When we watch movies on Netflix, the service serves up suggestions about movies related to those you liked.
When we make purchases on Amazon.com, we get recommendations of related or similar items, from books to consumer electronics devices.
These are passive versions of recommendation engines and this is happening now, but in the not-so-distant future, some see a more active recommendation engine.
We may look back on Google CEO Eric Schmidt's speech at TechCrunch Disrupt Sept. 28, 2010, as one of those watershed talks, certainly for the company, and maybe for the Internet industry many of us toil in. Or we may look at it as stating the obvious.
Disrupt was where Schmidt introduced Google's informal "autonomous search" plans for the future. In covering the talk, I wrote in eWEEK:
"Google will conduct searches for users without them having to manually conduct searches. As an example, Schmidt said he could be walking down the streets of San Francisco and receive information about the places around him on his mobile phone without having to click any buttons."
""Think of it as a serendipity engine," Schmidt said. "Think of it as a new way of thinking about traditional text search where you don't even have to type.""
This "augmented version of humanity," he described is essentially a recommendation engine that suggests places, landmarks, food and merchandise we might be interested in, inferred from users' preferences parsed from our collective searches.
In another example from Schmidt, Google's search engine will interpret a query such as "What's the weather like?" to mean that a searcher wants to know whether or not he needs to wear a raincoat or water the plants.
Our mobile phones will chirp, ring, beep or vibrate with suggestions to visit places, get local deals and pop in stores to take advantage of those offers. Google's Hotpot recommendation service can be enhanced to do this.
What Google calls autonomous, serendipitous search we may also call active recommendations. And they are on their way.
Google's Schmidt also surprised people at the Web 2.0 Summit Nov. 15 when he revealed that Google is adding near field communications chips paired with Android 2.3 for future mobile phones. Imagine mobile payments and other enabling signals from the added sensors in the phones.
Imagine recommendations paired with NFC- enabled gadgets and devices beyond the mobile phone to help users make more informed decisions.
Google's Google Maps creator and geolocation whiz John Hanke, for example, told me he sees augmented reality augmenting Google's current local search technologies. Imagine Google-powered glasses that add the browser atop real-world views.
He didn't get into specifics about what Google would do, but he likes Layar, so you can imagine Google applying such technology to Street View imagery all of the time.
The possibilities are exciting, but Joel Delman, Los Angeles design director for Product Development Technologies, added a dash of caution to the mix in an article published in Forbes Nov. 24.
While he appreciates all of the recommendations and signals and Web-enabled gadgets swirling around us, Delman noted: "Turning over our decision-making to technology has a price, in that delegation tends to disengage us from important aspects of our daily lives."

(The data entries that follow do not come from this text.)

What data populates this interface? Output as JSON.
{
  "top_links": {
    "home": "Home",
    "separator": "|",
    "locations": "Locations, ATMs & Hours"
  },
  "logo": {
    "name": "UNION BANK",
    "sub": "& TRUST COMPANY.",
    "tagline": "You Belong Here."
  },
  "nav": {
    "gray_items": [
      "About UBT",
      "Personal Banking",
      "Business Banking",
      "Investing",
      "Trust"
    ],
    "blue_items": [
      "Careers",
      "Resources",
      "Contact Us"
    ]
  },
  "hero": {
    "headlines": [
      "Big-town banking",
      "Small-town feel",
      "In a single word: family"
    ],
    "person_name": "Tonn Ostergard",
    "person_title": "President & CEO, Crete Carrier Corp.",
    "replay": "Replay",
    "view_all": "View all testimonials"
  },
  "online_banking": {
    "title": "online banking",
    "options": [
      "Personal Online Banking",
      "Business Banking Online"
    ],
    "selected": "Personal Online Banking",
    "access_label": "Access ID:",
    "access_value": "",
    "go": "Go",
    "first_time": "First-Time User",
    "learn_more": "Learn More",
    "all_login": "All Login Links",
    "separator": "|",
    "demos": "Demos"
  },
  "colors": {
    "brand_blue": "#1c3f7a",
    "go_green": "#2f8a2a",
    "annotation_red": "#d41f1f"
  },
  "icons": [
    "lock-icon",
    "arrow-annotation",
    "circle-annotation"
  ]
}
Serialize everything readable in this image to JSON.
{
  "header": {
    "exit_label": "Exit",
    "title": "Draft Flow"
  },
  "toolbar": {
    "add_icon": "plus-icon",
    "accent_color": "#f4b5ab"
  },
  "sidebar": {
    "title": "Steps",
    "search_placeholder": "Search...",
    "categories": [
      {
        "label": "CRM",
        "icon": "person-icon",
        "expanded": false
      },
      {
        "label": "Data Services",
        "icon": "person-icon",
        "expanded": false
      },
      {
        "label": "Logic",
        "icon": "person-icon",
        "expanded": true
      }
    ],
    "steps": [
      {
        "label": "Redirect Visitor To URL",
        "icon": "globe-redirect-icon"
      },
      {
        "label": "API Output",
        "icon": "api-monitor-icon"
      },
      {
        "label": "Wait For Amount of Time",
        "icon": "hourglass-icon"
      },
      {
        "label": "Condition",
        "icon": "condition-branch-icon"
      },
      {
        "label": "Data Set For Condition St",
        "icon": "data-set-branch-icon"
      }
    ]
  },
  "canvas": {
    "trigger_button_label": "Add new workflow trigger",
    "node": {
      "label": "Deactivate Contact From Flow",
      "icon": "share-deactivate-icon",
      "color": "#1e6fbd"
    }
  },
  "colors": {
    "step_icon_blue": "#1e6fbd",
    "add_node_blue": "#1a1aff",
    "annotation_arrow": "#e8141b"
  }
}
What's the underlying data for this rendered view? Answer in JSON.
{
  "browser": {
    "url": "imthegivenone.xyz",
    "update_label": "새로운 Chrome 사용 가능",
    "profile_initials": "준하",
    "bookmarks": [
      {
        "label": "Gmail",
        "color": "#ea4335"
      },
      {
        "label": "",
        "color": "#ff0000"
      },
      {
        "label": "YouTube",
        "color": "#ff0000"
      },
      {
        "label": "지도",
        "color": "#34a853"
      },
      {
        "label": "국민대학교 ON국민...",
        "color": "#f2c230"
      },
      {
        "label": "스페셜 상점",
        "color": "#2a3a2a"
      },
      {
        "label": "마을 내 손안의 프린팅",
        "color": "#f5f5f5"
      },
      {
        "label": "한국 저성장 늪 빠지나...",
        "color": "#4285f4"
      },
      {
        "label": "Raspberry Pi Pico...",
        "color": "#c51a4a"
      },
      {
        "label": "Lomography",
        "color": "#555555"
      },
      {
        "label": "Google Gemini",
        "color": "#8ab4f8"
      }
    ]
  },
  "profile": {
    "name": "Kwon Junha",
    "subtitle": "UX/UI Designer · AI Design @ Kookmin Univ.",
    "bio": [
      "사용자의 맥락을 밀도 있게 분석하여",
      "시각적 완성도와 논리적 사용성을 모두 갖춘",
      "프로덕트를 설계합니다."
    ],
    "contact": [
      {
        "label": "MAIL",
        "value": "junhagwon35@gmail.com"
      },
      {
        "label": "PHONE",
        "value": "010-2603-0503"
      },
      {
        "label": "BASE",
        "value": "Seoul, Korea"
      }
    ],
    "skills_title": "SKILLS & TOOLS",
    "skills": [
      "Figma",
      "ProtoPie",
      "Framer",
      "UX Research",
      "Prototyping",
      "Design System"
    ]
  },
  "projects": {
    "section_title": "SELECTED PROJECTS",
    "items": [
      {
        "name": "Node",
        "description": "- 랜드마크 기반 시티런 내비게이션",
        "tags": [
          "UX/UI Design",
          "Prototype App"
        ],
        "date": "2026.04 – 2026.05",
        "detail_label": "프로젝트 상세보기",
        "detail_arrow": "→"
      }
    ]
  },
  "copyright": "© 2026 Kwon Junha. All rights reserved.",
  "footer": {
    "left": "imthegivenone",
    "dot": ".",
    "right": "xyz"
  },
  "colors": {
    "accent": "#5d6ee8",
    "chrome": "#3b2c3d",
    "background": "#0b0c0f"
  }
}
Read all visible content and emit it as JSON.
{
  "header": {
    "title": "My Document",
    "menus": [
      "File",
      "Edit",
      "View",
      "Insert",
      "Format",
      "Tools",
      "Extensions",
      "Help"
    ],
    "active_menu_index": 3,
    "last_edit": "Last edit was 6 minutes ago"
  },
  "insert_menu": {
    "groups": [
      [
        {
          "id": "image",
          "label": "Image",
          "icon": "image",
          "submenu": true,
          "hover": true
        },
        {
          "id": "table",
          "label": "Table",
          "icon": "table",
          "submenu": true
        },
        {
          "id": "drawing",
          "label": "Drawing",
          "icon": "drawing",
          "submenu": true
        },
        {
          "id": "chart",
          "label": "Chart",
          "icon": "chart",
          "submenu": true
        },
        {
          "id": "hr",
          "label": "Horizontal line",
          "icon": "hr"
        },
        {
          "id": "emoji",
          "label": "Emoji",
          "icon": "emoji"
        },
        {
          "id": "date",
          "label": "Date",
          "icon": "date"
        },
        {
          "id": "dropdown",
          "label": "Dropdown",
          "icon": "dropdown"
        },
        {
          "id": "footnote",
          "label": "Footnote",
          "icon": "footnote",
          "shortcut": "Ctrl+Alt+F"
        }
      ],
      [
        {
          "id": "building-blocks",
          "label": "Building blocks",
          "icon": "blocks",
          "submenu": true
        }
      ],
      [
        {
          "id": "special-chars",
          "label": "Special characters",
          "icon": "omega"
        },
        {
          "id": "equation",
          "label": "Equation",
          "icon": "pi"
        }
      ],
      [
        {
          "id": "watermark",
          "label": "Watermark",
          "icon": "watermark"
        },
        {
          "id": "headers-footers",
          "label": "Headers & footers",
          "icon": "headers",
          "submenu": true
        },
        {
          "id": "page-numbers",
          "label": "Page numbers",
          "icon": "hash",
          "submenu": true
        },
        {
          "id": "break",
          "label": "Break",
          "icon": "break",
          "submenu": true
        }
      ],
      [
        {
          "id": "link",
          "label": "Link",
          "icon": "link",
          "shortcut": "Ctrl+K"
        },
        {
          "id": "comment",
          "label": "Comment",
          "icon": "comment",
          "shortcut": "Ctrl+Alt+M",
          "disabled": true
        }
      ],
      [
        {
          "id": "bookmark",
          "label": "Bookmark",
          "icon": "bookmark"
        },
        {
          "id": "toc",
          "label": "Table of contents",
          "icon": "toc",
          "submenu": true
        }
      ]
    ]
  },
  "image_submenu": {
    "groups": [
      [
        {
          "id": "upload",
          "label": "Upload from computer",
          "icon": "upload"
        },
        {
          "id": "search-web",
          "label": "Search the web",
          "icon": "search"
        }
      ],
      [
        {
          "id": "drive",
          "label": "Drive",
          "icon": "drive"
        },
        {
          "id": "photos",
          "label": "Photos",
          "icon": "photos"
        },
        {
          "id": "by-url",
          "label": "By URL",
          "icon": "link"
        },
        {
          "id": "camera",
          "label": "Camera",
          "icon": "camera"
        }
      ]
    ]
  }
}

Like thinking for ourselves. Perhaps Nicholas Carr is onto something, as Delman noted:
"The other day I tried to interest my 5-year-old son in a map of the United States, pointing out the relationship between our home state of California, the Pacific Ocean to the west, Oregon and Washington up north; his interest was marginal at best. When I asked why, his response really made me sit back and think for a moment. ... "Who needs a map? Your car always tells us how to get where we want to go!" Now that's a technological side effect we should all think long and hard about."
He's right, of course, but this is not a problem of clear implications. For example, relying on the GPS is fine ... until it ceases working or sends people in the wrong direction, or off a cliff.
We're at an exciting, but fledgling stage in Internet tech. We want to write artificial intelligence apps that reason like humans, and pair with them with NFC devices, but we also need to ensure these technologies account for contingencies.
Right now, we're at the equation A + B = X; we need to narrow the probability of failure to reach A + B = C. Delman proposes an easy "off" switch for users to say "no" when they want to. That's a start, but we need more assurance.
What Google and others working on these technologies need to do is assign probability experts whose sole purpose is to grok the logical implications of recommendations and the Internet of Things.
The future of the Internet depends on it.